48a- misericórdia, além da justiça

(Ciclo A – Domingo 25 -Tempo Com.)  

MISERICÓRDIA, ALÉM DA JUSTIÇA!

Uma vez que a nossa tendência… vai para o egoísmo, é natural que confundamos os “termos”. Não em vão nos acautela a filosofia popular daquele ditado: «Pensa o ladrão que todos são da sua condição».

Além disso, ao longo das três Leituras da Palavra de hoje, aparecem-nos diversos dilemas, contrapostos, que estão querer dizer-nos alguma coisa. No profeta Isaías: “O céu (acima)… a terra (em baixo)”; em S. Paulo aos Filipenses: “Partir já para estar com Cristo… ou ficar ainda no corpo mortal”. E, sobretudo, na parábola do Evangelho de Jesus: “Trabalhar ou estar sem fazer nada”; “Estes trabalharam menos… do que nós”; “Paga-lhes o salário a começar pelos últimos… e a acabar nos primeiros”; “Será que os teus olhos são maus… porque eu sou bom?”. Tudo isto alerta-nos neste sentido: Tudo aquilo que, na vida, nos parece “normal” pode ser o oposto e contrário do que é “bom e melhor”. Quantas vezes nos aconteceu isto no percurso da nossa caminhada vital! Não é verdade?

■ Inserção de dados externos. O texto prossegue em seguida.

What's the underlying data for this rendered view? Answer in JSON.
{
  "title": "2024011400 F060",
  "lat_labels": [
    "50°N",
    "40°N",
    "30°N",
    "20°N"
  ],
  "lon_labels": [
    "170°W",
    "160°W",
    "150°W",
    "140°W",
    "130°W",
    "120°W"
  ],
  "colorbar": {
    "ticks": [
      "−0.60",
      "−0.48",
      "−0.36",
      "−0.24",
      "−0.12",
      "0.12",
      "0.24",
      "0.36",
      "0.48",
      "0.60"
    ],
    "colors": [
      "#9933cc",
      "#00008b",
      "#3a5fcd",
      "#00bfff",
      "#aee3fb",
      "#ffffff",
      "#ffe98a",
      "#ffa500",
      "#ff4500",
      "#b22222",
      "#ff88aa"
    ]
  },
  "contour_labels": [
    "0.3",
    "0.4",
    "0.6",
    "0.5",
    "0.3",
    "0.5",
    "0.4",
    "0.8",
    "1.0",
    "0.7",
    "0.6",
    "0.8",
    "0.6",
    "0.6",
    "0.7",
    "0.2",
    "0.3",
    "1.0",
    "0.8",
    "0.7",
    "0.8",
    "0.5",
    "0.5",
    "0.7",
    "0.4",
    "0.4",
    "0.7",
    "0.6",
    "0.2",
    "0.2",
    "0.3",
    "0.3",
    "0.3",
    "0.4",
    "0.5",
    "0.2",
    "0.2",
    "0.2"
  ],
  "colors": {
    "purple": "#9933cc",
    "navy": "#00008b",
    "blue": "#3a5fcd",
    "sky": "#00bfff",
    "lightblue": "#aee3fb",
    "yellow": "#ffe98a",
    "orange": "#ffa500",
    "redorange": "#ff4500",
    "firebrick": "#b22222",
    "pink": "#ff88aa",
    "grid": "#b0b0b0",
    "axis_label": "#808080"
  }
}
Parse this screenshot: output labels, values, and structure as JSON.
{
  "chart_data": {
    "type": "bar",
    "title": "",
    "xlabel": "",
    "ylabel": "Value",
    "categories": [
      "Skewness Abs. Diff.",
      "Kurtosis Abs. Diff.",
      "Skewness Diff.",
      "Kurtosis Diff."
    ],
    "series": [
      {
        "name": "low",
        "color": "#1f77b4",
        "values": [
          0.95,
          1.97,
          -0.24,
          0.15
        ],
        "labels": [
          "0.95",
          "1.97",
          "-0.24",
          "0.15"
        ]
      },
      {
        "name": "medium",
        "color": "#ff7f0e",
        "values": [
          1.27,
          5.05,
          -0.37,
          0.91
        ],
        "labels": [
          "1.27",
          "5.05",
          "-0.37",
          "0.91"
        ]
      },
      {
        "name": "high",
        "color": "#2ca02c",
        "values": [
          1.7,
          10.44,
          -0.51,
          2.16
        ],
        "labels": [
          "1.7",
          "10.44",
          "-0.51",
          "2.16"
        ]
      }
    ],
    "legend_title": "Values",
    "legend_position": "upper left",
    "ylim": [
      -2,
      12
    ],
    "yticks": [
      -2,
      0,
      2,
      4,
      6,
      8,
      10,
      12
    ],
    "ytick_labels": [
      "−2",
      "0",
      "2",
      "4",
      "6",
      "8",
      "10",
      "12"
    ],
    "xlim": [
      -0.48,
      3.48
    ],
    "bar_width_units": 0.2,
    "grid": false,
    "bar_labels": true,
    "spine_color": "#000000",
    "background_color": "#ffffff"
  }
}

Vamos tentar, então, descobrirmos qual deve ser o nosso proceder e atuação, para não nos deixarmos levar pelo que “parece normal”, pelo que “toda a gente faz”, por aquilo que parece “justo e razoável”, ou porque achamos que estamos “no nosso direito”…

Até certo ponto, estas coisas todas podem ter uma parte de “justiça”… mas não chega se olharmos com a perspetiva do «Deus de Jesus». Para já, Ele próprio nos avisa – desde “o Seu oráculo” – em Isaías: “Os meus pensamentos não são os vossos, nem os vossos caminhos são os meus. Tanto quanto o céu está acima da terra, assim os meus caminhos estão acima dos vossos, e acima dos vossos estão os meus pensamentos”. Está bem claro, para já, que deveremos “mudar” a nossa perspetiva (“pensamentos”) ao mesmo tempo que “convertamos” (= virar a direção) os nossos “caminhos”, para os adaptar e conformar com os de Deus. Isto pode parecer quase impossível, dada a grande “distância” que os separa (“tanto quanto o céu está acima da terra”). Mas as palavras do profeta – “oráculo do Senhor” – não são para nos desanimar; antes ao contrário, se tivermos em conta que essas palavras, que acabamos de transcrever, vêm a confirmar o texto imediatamente anterior, que diz: “Deixe o ímpio o seu caminho, e o homem perverso os seus pensamentos. Converta-se ao Senhor, que terá compaixão dele, volte para o nosso Deus, que é generoso em perdoar” (Is 55 / 1ª L.).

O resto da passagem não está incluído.